Hace unos días, sin ir más lejos, leíamos con cierta estupefacción que al universo había que aumentarle su edad en el doble de años –de 13 billones debemos pasar a 26 billones, lo cual nos tranquiliza, pues 13 hace referencia a un universo adolescente, casi infantil; mientras que con 26 ya se está hablando de todo un hombre, de un universo maduro; y ello sin olvidar las connotaciones supersticiosas que acompañan al 13.
Sin embargo, seguimos preguntándonos cómo se puede poner fecha de nacimiento a un fenómeno, a un acontecimiento, del que no se sabe el momento en el que se conformó como tal. ¿Qué había antes de él? ¿Cuánto tiempo se mantuvo esa hipotética «singularidad» antes de su hipotética e inverificable expansión? ¿Cómo pudo generarse espacio y tiempo desde la no-existencia? Y un sinfín de otros interrogantes sin posibles respuestas.
La ciencia se ha estancado, confiesan con cierta desesperación algunos astrofísicos y biólogos que se resisten a mantener con una sobredosis de hipocresía la narrativa oficial de la Akademia, y proponen volver a los pre-socráticos –a Heráclito y Parménides, a sus cosmologías.

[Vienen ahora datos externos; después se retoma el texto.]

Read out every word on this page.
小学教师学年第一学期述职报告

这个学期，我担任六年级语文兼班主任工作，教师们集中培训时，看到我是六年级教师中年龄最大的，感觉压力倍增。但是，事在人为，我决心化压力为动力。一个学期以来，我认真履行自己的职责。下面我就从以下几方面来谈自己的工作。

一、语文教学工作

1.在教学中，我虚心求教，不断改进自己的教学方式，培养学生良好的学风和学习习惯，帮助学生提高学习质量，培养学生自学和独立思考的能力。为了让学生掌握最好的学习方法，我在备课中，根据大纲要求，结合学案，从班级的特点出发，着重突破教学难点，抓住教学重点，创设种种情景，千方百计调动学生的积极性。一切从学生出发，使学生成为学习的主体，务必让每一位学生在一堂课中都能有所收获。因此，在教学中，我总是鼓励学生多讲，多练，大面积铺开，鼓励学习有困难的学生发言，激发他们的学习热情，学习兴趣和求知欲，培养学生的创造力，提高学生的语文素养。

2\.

Proponen retroceder 3000 años y situar de nuevo a la filosofía como el substrato de todas las ciencias –una inquietante propuesta si tenemos en cuenta que toda investigación científica está basada en el concepto mismo de evolución, y ésta lleva consigo el de un ilimitado progreso, un «cada vez más» que va borrando el pasado.
¿Cómo es, entonces, que ahora se nos propone volver a los griegos –a un tiempo sin electricidad, sin teléfono, sin internet? ¿Cómo pudieron esos hombres entender el devenir existencial sin la ayuda de todos estos inventos, de todos estos artilugios? ¿No será, entonces, que en vez de progreso lo que hay es un eterno retorno?

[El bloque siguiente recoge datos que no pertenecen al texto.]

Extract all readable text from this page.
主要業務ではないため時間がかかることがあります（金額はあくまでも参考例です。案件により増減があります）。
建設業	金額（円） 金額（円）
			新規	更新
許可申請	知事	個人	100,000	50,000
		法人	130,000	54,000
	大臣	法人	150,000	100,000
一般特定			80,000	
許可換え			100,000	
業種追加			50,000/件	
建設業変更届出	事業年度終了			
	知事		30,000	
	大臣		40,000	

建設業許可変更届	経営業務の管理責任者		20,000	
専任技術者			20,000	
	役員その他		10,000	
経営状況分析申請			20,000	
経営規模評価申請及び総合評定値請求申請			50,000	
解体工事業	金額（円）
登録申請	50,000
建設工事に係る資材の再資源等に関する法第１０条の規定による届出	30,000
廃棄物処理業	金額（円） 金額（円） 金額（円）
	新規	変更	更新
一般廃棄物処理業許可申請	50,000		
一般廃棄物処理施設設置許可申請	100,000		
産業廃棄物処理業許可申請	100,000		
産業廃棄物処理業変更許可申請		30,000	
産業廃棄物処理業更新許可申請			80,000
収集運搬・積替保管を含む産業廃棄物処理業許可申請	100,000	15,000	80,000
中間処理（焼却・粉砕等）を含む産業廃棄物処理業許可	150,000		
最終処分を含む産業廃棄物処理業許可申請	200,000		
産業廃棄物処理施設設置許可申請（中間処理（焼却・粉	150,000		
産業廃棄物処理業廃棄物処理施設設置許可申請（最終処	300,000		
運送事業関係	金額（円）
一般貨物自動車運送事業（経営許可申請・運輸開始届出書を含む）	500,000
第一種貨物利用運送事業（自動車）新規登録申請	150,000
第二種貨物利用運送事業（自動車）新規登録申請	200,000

Otros investigadores, en cambio, para no caer en este altercado evolucionista, hablan del universo como un objeto cuántico unificado, que si bien no resuelve nada ni permite que la ciencia salga de su estancamiento y fluya, parece confirmar nuestra sospecha de que la vida no es un árbol, sino un rizoma –una extensa, pero limitada red de interconexiones en la que lo vivo sale de lo muerto y lo muerto de lo vivo.
Y ahora, para colmo de males, se han introducido dos nuevos y perturbadores factores en la ecuación general de la existencia sin un ámbito claro en el que situarlos: el yo y la consciencia. Ciertos neuropsicólogos los están buscando en algún hemisferio, repliegue cerebral o enlaces neuronales, sin que hasta ahora dicha búsqueda haya abierto esperanzadoras perspectivas a la psiquiatría.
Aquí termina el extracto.